El proyecto, denominado FIFA Forward Enterprise (FFE), contemplaba la creación de una estructura comercial en la que se pretendía vender una participación a inversores privados. La iniciativa provocó críticas de varias confederaciones y asociaciones nacionales, que cuestionaron la forma en que fue planteada y la falta de un proceso amplio de consulta antes de su anuncio.
Ante la presión internacional, el organismo rector del fútbol mundial decidió dar marcha atrás y abandonar la propuesta.
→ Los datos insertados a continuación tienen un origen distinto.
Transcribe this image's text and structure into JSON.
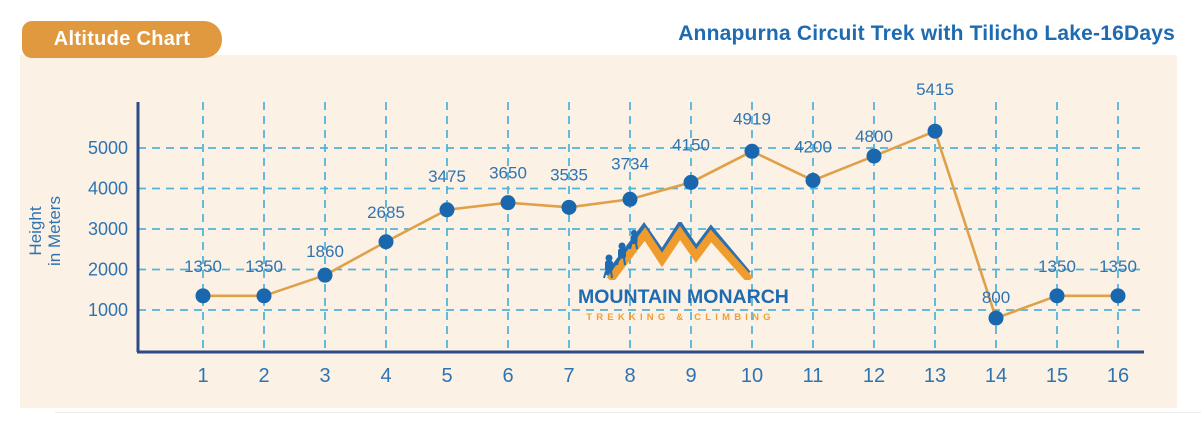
{
  "badge": {
    "label": "Altitude Chart"
  },
  "header": {
    "title": "Annapurna Circuit Trek with Tilicho Lake-16Days"
  },
  "watermark": {
    "name": "MOUNTAIN MONARCH",
    "tagline": "TREKKING & CLIMBING"
  },
  "chart_data": {
    "type": "line",
    "title": "Altitude Chart",
    "categories": [
      "1",
      "2",
      "3",
      "4",
      "5",
      "6",
      "7",
      "8",
      "9",
      "10",
      "11",
      "12",
      "13",
      "14",
      "15",
      "16"
    ],
    "values": [
      1350,
      1350,
      1860,
      2685,
      3475,
      3650,
      3535,
      3734,
      4150,
      4919,
      4200,
      4800,
      5415,
      800,
      1350,
      1350
    ],
    "ylabel_lines": [
      "Height",
      "in Meters"
    ],
    "y_ticks": [
      1000,
      2000,
      3000,
      4000,
      5000
    ],
    "ylim": [
      0,
      5800
    ],
    "grid": "dashed-both-directions",
    "legend": "none",
    "colors": {
      "line": "#e0a04a",
      "point": "#1b67ae",
      "grid": "#54b3d9",
      "axis": "#2b4a86",
      "label": "#2e74b2",
      "panel_bg": "#fcf1e5",
      "badge_bg": "#e0993f",
      "badge_text": "#ffffff",
      "title": "#1e6bb1",
      "logo_blue": "#2e6fb0",
      "logo_orange": "#f09c2d"
    }
  }
}
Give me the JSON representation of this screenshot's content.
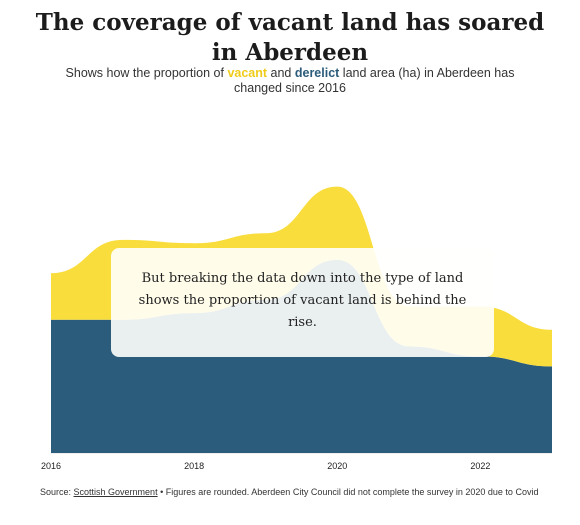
{
  "title": "The coverage of vacant land has soared in Aberdeen",
  "subtitle": {
    "prefix": "Shows how the proportion of ",
    "vacant": "vacant",
    "middle": " and ",
    "derelict": "derelict",
    "suffix": " land area (ha) in Aberdeen has changed since 2016"
  },
  "annotation": "But breaking the data down into the type of land shows the proportion of vacant land is behind the rise.",
  "source": {
    "label": "Source: ",
    "link": "Scottish Government",
    "note": " • Figures are rounded. Aberdeen City Council did not complete the survey in 2020 due to Covid"
  },
  "colors": {
    "vacant": "#f8dd3c",
    "derelict": "#2b5c7b",
    "axis": "#dddddd"
  },
  "chart_data": {
    "type": "area",
    "stacked": true,
    "xlim": [
      2016,
      2023
    ],
    "ylim": [
      0,
      100
    ],
    "x_ticks": [
      "2016",
      "2018",
      "2020",
      "2022"
    ],
    "x": [
      2016,
      2017,
      2018,
      2019,
      2020,
      2021,
      2022,
      2023
    ],
    "series": [
      {
        "key": "derelict",
        "values": [
          40,
          40,
          42,
          46,
          58,
          32,
          29,
          26
        ]
      },
      {
        "key": "vacant",
        "values": [
          14,
          24,
          21,
          20,
          22,
          12,
          15,
          11
        ]
      }
    ]
  }
}
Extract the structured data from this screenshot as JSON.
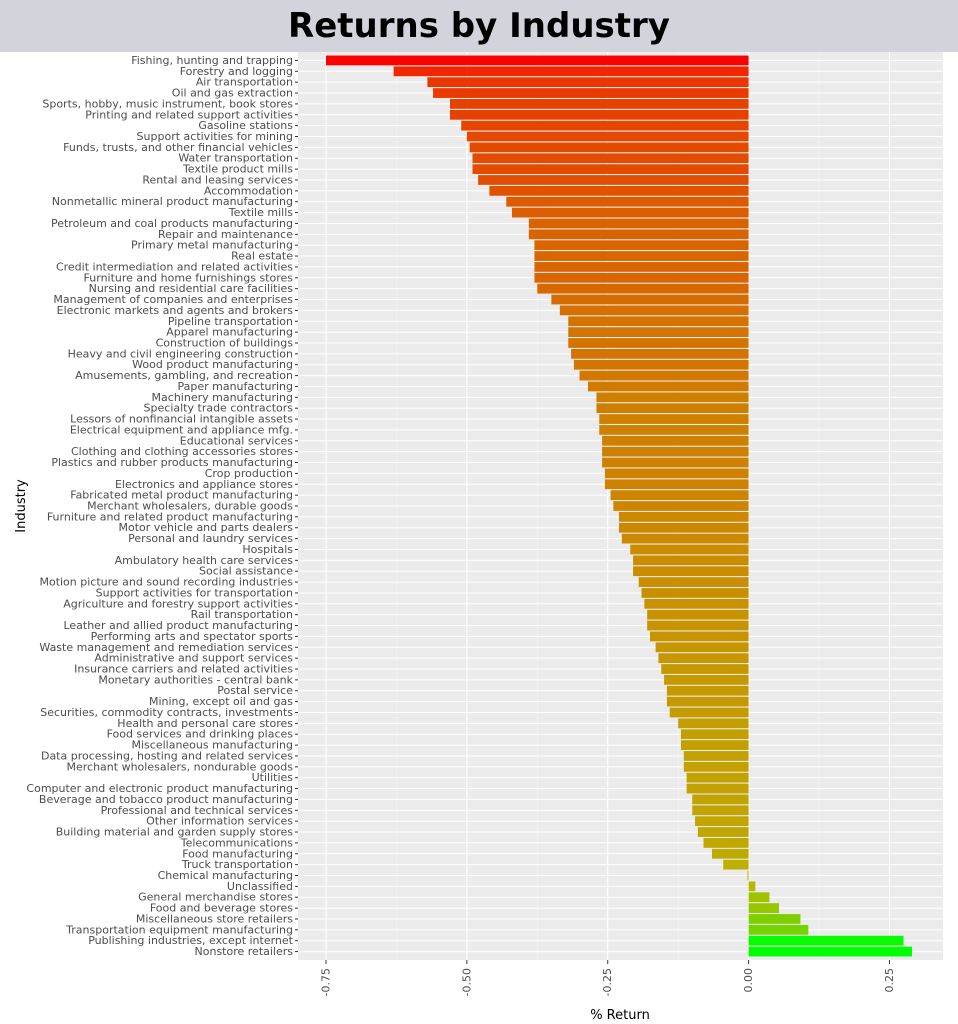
{
  "chart_data": {
    "type": "bar",
    "orientation": "horizontal",
    "title": "Returns by Industry",
    "xlabel": "% Return",
    "ylabel": "Industry",
    "xlim": [
      -0.8,
      0.34
    ],
    "x_ticks": [
      -0.75,
      -0.5,
      -0.25,
      0.0,
      0.25
    ],
    "x_tick_labels": [
      "-0.75",
      "-0.50",
      "-0.25",
      "0.00",
      "0.25"
    ],
    "grid": true,
    "legend": "none",
    "color_scale": {
      "low": "#ff0000",
      "mid": "#b9b900",
      "high": "#00ff00"
    },
    "categories": [
      "Fishing, hunting and trapping",
      "Forestry and logging",
      "Air transportation",
      "Oil and gas extraction",
      "Sports, hobby, music instrument, book stores",
      "Printing and related support activities",
      "Gasoline stations",
      "Support activities for mining",
      "Funds, trusts, and other financial vehicles",
      "Water transportation",
      "Textile product mills",
      "Rental and leasing services",
      "Accommodation",
      "Nonmetallic mineral product manufacturing",
      "Textile mills",
      "Petroleum and coal products manufacturing",
      "Repair and maintenance",
      "Primary metal manufacturing",
      "Real estate",
      "Credit intermediation and related activities",
      "Furniture and home furnishings stores",
      "Nursing and residential care facilities",
      "Management of companies and enterprises",
      "Electronic markets and agents and brokers",
      "Pipeline transportation",
      "Apparel manufacturing",
      "Construction of buildings",
      "Heavy and civil engineering construction",
      "Wood product manufacturing",
      "Amusements, gambling, and recreation",
      "Paper manufacturing",
      "Machinery manufacturing",
      "Specialty trade contractors",
      "Lessors of nonfinancial intangible assets",
      "Electrical equipment and appliance mfg.",
      "Educational services",
      "Clothing and clothing accessories stores",
      "Plastics and rubber products manufacturing",
      "Crop production",
      "Electronics and appliance stores",
      "Fabricated metal product manufacturing",
      "Merchant wholesalers, durable goods",
      "Furniture and related product manufacturing",
      "Motor vehicle and parts dealers",
      "Personal and laundry services",
      "Hospitals",
      "Ambulatory health care services",
      "Social assistance",
      "Motion picture and sound recording industries",
      "Support activities for transportation",
      "Agriculture and forestry support activities",
      "Rail transportation",
      "Leather and allied product manufacturing",
      "Performing arts and spectator sports",
      "Waste management and remediation services",
      "Administrative and support services",
      "Insurance carriers and related activities",
      "Monetary authorities - central bank",
      "Postal service",
      "Mining, except oil and gas",
      "Securities, commodity contracts, investments",
      "Health and personal care stores",
      "Food services and drinking places",
      "Miscellaneous manufacturing",
      "Data processing, hosting and related services",
      "Merchant wholesalers, nondurable goods",
      "Utilities",
      "Computer and electronic product manufacturing",
      "Beverage and tobacco product manufacturing",
      "Professional and technical services",
      "Other information services",
      "Building material and garden supply stores",
      "Telecommunications",
      "Food manufacturing",
      "Truck transportation",
      "Chemical manufacturing",
      "Unclassified",
      "General merchandise stores",
      "Food and beverage stores",
      "Miscellaneous store retailers",
      "Transportation equipment manufacturing",
      "Publishing industries, except internet",
      "Nonstore retailers"
    ],
    "values": [
      -0.75,
      -0.63,
      -0.57,
      -0.56,
      -0.53,
      -0.53,
      -0.51,
      -0.5,
      -0.495,
      -0.49,
      -0.49,
      -0.48,
      -0.46,
      -0.43,
      -0.42,
      -0.39,
      -0.39,
      -0.38,
      -0.38,
      -0.38,
      -0.38,
      -0.375,
      -0.35,
      -0.335,
      -0.32,
      -0.32,
      -0.32,
      -0.315,
      -0.31,
      -0.3,
      -0.285,
      -0.27,
      -0.27,
      -0.265,
      -0.265,
      -0.26,
      -0.26,
      -0.26,
      -0.255,
      -0.255,
      -0.245,
      -0.24,
      -0.23,
      -0.23,
      -0.225,
      -0.21,
      -0.205,
      -0.205,
      -0.195,
      -0.19,
      -0.185,
      -0.18,
      -0.18,
      -0.175,
      -0.165,
      -0.16,
      -0.155,
      -0.15,
      -0.145,
      -0.145,
      -0.14,
      -0.125,
      -0.12,
      -0.12,
      -0.115,
      -0.115,
      -0.11,
      -0.11,
      -0.1,
      -0.1,
      -0.095,
      -0.09,
      -0.08,
      -0.065,
      -0.045,
      -0.002,
      0.012,
      0.037,
      0.054,
      0.092,
      0.106,
      0.275,
      0.29
    ]
  }
}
La FIFA señaló que la iniciativa generó divisiones dentro de la comunidad futbolística y que mantenerla podía afectar la unidad institucional del deporte.
El presidente de la FIFA, Gianni Infantino, respaldó la decisión de retirar el plan y aseguró que la organización continuará enfocada en sus programas de desarrollo y en la distribución de recursos para impulsar el crecimiento del fútbol en diferentes regiones del mundo.
La polémica abrió un nuevo debate sobre el modelo de gestión y comercialización del fútbol internacional. Algunas confederaciones, entre ellas la UEFA y la Conmebol, expresaron preocupación por la forma en que se tomaron decisiones relacionadas con proyectos de alto impacto económico para el deporte.
Con el retiro de la propuesta, la FIFA busca reducir las tensiones internas y recuperar el consenso entre sus miembros, aunque el episodio dejó sobre la mesa cuestionamientos sobre la transparencia y los mecanismos de consulta dentro del organismo.